Courtesy of Andrew, here's Daniel Larison, mirroring Bacevich, on the American predicament:
As the temporary ability to pay increases, restraint recedes and a culture of feeding and exciting appetites grows. As virtue is the moderation or even denial of appetites, moral integrity in society as a whole weakens as this culture gains ground. When limits to our consumption seem to fall away, the desire for acquisition and domination becomes stronger and it begins to be expressed in our relations with the rest of the world. We begin to define our interests to satisfy unbounded desire, and so the scope of what we believe is rightfully ours expands until it encircles most, if not all, of the globe, and we are then violently offended when our claims are challenged. Coupled with this desire is the fantasy that technology will gradually overcome or address every limitation, so that every barrier to growth will fall sooner or later. The expectation of progress makes us impatient when our excesses lead to collapses, and when those collapses happen responsibility is deferred again and pinned on useful scapegoats whose punishment will allow us to return to our previous unrestrained habits.

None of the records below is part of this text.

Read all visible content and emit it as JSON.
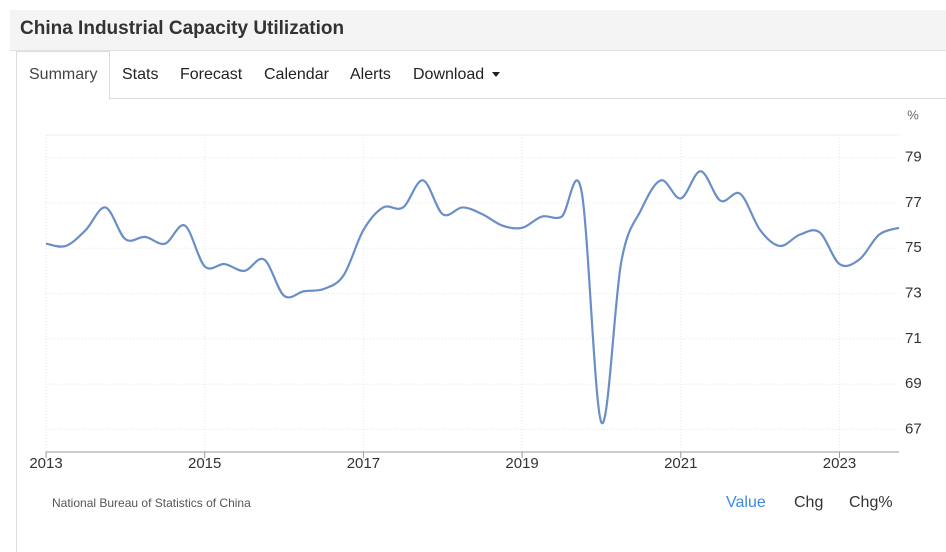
{
  "header": {
    "title": "China Industrial Capacity Utilization"
  },
  "tabs": [
    "Summary",
    "Stats",
    "Forecast",
    "Calendar",
    "Alerts",
    "Download"
  ],
  "chart_data": {
    "type": "line",
    "unit": "%",
    "x": [
      2013,
      2013.25,
      2013.5,
      2013.75,
      2014,
      2014.25,
      2014.5,
      2014.75,
      2015,
      2015.25,
      2015.5,
      2015.75,
      2016,
      2016.25,
      2016.5,
      2016.75,
      2017,
      2017.25,
      2017.5,
      2017.75,
      2018,
      2018.25,
      2018.5,
      2018.75,
      2019,
      2019.25,
      2019.5,
      2019.75,
      2020,
      2020.25,
      2020.5,
      2020.75,
      2021,
      2021.25,
      2021.5,
      2021.75,
      2022,
      2022.25,
      2022.5,
      2022.75,
      2023,
      2023.25,
      2023.5,
      2023.75
    ],
    "series": [
      {
        "name": "Capacity Utilization",
        "color": "#6a8fc7",
        "values": [
          75.2,
          75.1,
          75.8,
          76.8,
          75.4,
          75.5,
          75.2,
          76.0,
          74.2,
          74.3,
          74.0,
          74.5,
          72.9,
          73.1,
          73.2,
          73.8,
          75.8,
          76.8,
          76.8,
          78.0,
          76.5,
          76.8,
          76.5,
          76.0,
          75.9,
          76.4,
          76.4,
          77.5,
          67.3,
          74.4,
          76.7,
          78.0,
          77.2,
          78.4,
          77.1,
          77.4,
          75.8,
          75.1,
          75.6,
          75.7,
          74.3,
          74.5,
          75.6,
          75.9
        ]
      }
    ],
    "xlim": [
      2013,
      2023.75
    ],
    "xticks": [
      2013,
      2015,
      2017,
      2019,
      2021,
      2023
    ],
    "ylim": [
      66,
      80
    ],
    "yticks": [
      67,
      69,
      71,
      73,
      75,
      77,
      79
    ],
    "grid": true
  },
  "source": "National Bureau of Statistics of China",
  "views": [
    "Value",
    "Chg",
    "Chg%"
  ]
}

Basically. The trouble is that can anyone win an election saying this? For my money, moderation is as nonpartisan as getting an education--its just makes sense. But are we ready to hear that message? Or have we been lulled to sleep. The scariest part about that two minute Barack Obama ad was when he asked the viewer to go read his economic plan. It felt unique to me, in that it asked us to do something almost for him, and I guess for ourselves. But I kept thinking, will people really do that? Are we ready to act like adults yet?